American opportunity tax credit (AOTC)

• For the first four years of postsecondary education •For eligible expenses and institutions only • Applied per student -Taxpayer, taxpayer's dependents, third parties on behalf of taxpayer's dependents -Amounts paid by dependents treated as paid by taxpayer. • 100 percent of first $2,000 of eligible expenses and 25% of next $2,000 (maximum credit is $2,500) • Phase-out based on AGI • 40 percent of credit is refundable (subject to restrictions).

Education credits

• If deduct for AGI education expenses for someone, no education credit allowed for that person -Could take American opportunity tax credit for one dependent and for AGI deduction for another

Preferential Tax Rates for Capital Gains and Dividends

• Long-term capital gains (net capital gains) - Generally 0, 15, or 20 percent, but can be as high as 28 percent - Two different tax rates on one gain is possible. • Dividends - Qualified dividends generally taxed at 0, 15, or 20 percent. - Two different tax rates on one dividend is possible.

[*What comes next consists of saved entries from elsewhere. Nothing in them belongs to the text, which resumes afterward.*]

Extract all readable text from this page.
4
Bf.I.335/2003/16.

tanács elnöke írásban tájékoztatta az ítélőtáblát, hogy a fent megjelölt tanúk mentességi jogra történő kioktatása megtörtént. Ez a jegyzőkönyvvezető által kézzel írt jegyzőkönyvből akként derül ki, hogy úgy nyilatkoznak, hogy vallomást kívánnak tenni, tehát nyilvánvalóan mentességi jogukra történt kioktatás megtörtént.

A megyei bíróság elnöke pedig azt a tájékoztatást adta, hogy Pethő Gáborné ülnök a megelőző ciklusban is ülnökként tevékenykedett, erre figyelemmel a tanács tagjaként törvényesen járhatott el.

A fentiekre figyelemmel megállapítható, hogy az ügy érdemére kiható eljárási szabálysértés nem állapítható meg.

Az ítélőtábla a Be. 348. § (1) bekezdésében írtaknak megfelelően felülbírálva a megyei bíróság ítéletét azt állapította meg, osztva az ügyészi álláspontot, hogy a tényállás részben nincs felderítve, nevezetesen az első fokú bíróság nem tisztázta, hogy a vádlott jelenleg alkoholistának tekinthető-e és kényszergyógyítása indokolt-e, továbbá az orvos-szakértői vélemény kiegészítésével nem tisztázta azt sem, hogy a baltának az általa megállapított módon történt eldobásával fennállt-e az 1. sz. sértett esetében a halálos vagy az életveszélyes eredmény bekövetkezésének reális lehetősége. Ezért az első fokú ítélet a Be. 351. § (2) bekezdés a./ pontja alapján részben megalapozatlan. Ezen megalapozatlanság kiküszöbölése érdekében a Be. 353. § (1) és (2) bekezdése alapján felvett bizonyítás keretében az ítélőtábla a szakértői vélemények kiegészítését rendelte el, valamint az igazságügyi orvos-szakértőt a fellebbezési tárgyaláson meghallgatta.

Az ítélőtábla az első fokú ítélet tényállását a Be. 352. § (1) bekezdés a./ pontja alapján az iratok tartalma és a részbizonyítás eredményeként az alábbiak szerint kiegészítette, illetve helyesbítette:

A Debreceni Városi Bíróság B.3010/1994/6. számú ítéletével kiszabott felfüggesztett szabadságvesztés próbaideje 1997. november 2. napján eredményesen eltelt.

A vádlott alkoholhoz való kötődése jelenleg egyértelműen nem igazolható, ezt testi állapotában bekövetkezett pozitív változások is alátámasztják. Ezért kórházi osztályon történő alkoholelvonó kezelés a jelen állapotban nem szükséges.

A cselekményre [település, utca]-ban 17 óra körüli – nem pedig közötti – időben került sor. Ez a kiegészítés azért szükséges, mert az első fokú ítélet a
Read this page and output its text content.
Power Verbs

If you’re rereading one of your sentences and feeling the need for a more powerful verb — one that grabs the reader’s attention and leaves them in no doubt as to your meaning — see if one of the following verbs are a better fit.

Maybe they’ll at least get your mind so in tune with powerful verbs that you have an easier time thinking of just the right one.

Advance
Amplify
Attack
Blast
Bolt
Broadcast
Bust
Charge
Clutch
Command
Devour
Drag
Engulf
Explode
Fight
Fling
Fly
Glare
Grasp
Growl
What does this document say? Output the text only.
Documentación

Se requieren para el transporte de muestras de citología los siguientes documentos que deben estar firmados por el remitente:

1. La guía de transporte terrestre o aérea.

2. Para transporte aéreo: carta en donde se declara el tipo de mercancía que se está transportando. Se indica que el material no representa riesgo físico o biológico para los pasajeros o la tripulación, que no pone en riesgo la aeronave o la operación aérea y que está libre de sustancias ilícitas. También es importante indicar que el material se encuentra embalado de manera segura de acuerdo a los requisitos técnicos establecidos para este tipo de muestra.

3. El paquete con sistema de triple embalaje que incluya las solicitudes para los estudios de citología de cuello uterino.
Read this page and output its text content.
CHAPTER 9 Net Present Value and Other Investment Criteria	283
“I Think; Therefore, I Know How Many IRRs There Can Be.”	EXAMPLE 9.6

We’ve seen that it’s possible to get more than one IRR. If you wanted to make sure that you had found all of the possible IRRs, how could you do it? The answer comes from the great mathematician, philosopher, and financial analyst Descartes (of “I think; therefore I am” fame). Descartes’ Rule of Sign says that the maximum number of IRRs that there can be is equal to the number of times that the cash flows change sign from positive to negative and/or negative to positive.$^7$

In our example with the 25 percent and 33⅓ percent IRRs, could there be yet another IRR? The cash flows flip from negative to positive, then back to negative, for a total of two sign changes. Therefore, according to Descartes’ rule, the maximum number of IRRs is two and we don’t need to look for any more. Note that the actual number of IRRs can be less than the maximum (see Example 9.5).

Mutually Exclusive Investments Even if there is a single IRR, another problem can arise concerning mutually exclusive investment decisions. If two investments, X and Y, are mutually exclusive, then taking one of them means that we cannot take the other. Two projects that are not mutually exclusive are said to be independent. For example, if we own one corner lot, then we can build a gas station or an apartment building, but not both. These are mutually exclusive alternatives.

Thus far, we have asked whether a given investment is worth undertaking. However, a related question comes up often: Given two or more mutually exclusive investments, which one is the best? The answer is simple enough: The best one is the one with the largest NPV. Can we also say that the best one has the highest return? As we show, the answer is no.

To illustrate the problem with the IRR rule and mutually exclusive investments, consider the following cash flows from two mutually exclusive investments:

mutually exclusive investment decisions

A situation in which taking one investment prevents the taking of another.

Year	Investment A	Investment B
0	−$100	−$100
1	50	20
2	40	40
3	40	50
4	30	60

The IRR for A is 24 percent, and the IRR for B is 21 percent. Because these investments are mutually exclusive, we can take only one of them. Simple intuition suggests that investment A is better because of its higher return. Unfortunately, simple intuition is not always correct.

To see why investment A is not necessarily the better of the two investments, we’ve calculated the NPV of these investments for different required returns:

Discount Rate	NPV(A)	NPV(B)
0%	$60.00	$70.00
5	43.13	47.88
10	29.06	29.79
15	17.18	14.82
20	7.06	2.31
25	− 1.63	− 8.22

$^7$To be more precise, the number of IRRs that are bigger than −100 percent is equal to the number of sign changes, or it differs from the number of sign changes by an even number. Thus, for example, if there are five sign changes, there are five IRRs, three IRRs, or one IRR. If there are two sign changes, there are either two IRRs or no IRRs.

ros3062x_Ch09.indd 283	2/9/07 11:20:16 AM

Earned Income Credit (Refundable Personal)

• Negative income tax • Must have earned income • Must have at least one qualifying child or must be at least 25 years old and less than 65 and not a dependent of another

Business Tax Credits (Tax Credits)

• Promote certain behaviors • If the credit exceeds gross tax, carry back one year and carry forward 20 years. • Foreign Tax Credit -Nonrefundable; carry back one year and carry forward up to 10 years.

Prepayments and Filing Requirements

• Taxes must be paid as you go. • Withholdings - Treated as made equally throughout the year • Estimated tax payments - Due on April 15, June 15, and September 15 of the current year and January 15 of the following year

Nonrefundable Personal - Child Tax Credit

•$2,000 for each qualifying child under age 17 at end of year who is claimed as taxpayer's dependent (Partially refundable) •$500 for each other qualifying dependent •Phase-out amount, not percentage

Tax differences

•Amount of FICA or self-employment taxes payable •Deductibility of expenses -For AGI -From AGI -Employer portion of self-employment taxes

Employment FICA Taxes (Employee)

•Must pay FICA taxes on compensation from employer (6.2 percent Social Security tax rate; 1.45 percent Medicare tax rate; .9 percent additional Medicare tax rate on salary or wages in excess of $200,000 [$125,000 for married filing separately; $250,000 married filing jointly]) •$137,700 limit applies to Social Security portion. •Multiple employers during year•

Employment FICA Taxes (Employer)

•Pays FICA tax on employee's compensation (6.2 percent Social Security tax rate; 1.45 percent Medicare tax rate) •Withholds FICA tax from employee's paycheck

Tax Credits

•Reduce tax liability dollar-for-dollar •Consist of three categories -Nonrefundable personal -Refundable personal -Business

Self-employed taxpayers

•Responsible for entire FICA tax (employee and employer share and additional Medicare tax) •Tax base is net earnings from self-employment (generally, net Schedule C income and multiply by .9235 -> 92.35%). •Same $137,700 limit applies to Social Security portion.